I didn't just want to go fishing in it; I wanted to stand in it. I wanted to feel the waters of time swirl around my feet, to be made poignantly aware once again of its dual nature of fleeting and eternal. I wanted to hear the haunting call of the seagulls, and breathe in the distinctive briny scent of the ocean. And five years ago...when Smarticus took this picture of me at Myrtle Beach... he and and our friends Kati and Cliff allowed me to do just that. Even though none of them share my passion for the ocean, they indulged me by granting me some time to stand in the surf and replenish my soul. I appreciated it more than I could say. Having them do that for me was humbling and made me feel cared for.

Recently, while struggling to keep my footing in a surf of swirling emotions, I momentarily felt as alone as I look in that photo. As a number of you already know, Smarticus... AKA Mike... my Number One and only... went into the hospital last week. Watching that ambulance take him away and knowing that because of coronavirus safety precautions, we can't see each other while he's there, was as painful as a kick in  in the solar plexus. With a steel-toed pointy boot. But thankfully, that devastating feeling of being totally alone has passed.
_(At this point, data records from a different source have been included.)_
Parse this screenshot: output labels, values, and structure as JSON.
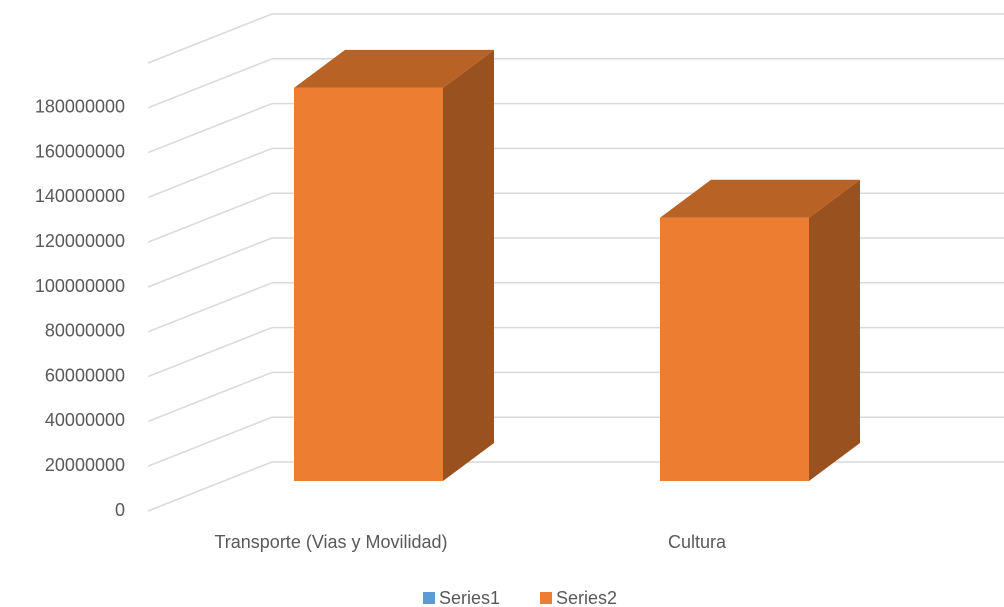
{
  "chart_data": {
    "type": "bar3d",
    "categories": [
      "Transporte (Vias y Movilidad)",
      "Cultura"
    ],
    "series": [
      {
        "name": "Series1",
        "color": "#5b9bd5",
        "values": [
          null,
          null
        ]
      },
      {
        "name": "Series2",
        "color": "#ed7d31",
        "values": [
          175500000,
          117500000
        ]
      }
    ],
    "ylim": [
      0,
      200000000
    ],
    "yticks": [
      0,
      20000000,
      40000000,
      60000000,
      80000000,
      100000000,
      120000000,
      140000000,
      160000000,
      180000000
    ],
    "grid": true,
    "legend": "bottom"
  }
}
Our kids and friends circled the wagons, reminding me that I'm not alone at all... and that circle includes you guys. I'm humbled by your expressions of concern, and I appreciate your outreach more than I can say. Thank you.
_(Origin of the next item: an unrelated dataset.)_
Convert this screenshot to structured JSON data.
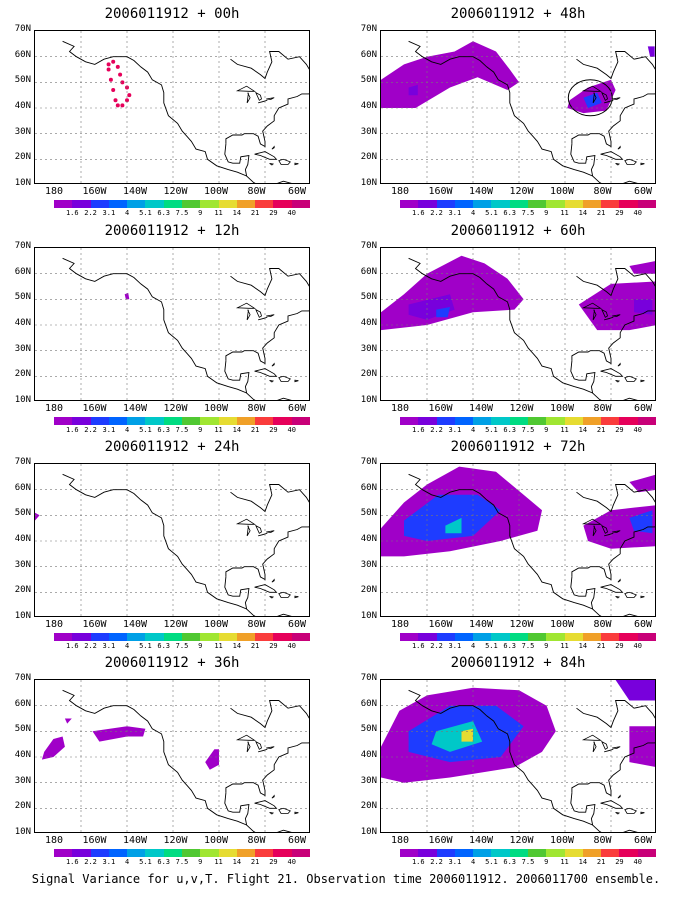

We can... and do... talk on the phone multiple times a day.  He's been getting treatments to ease his pain and make him more comfortable, and he'll be transferred to an acute physical therapy place today, where the hope is to get him back on his feet again so he can come home. Believe me, if anybody can accomplish that, he can. Then we'll be ready to tackle whatever comes next. For more than 51 years, I've leaned on him, and now it's his turn. He can relax and lean on me now, and much to my surprise, I've discovered that I'm more than strong enough to hold us both up. We've got this, and we're still laughing together... even if it's only over the phone for now.

I'd planned to post the following video last Friday for Memorial Day, but you know what they say about the best-laid plans. But ya know what? It isn't too late to post it. I'm one of those strange folks who still thinks of Memorial Day as falling on May 30, as opposed to the last Monday of the month, so as far as I'm concerned, this post is right on time.

Yesterday's newspaper said we've now surpassed 100,000 deaths from the coronavirus here in the U.S. It's hard to wrap our minds around such a big number, isn't it? Hard to imagine such a profound loss. It's as difficult to assimilate the number of global deaths from this virus as it is to grasp the huge numbers representing the men and women who've died during wartime. Stark heartless numbers tend to dehumanize the reality of each of those individual deaths. In 2013, British artists Jamie Wardley and Andy Moss organized an amazing artistic endeavor called The Fallen that poignantly depicts the reality of the 9000 who lost their lives on the beaches of Normandy:

To those who died, honor and eternal rest; to those still in bondage, remembrance and hope; to those who returned, gratitude and peace. [engraved on the Illinois Vietnam Veterans Memorial]

[Yes, that's my hubby in the header pic... taken when he was a grunt in Vietnam. He's writing me a letter...]

       Again, thank you all. Your caring truly lifted me up. And psssst... keep smiling. I am.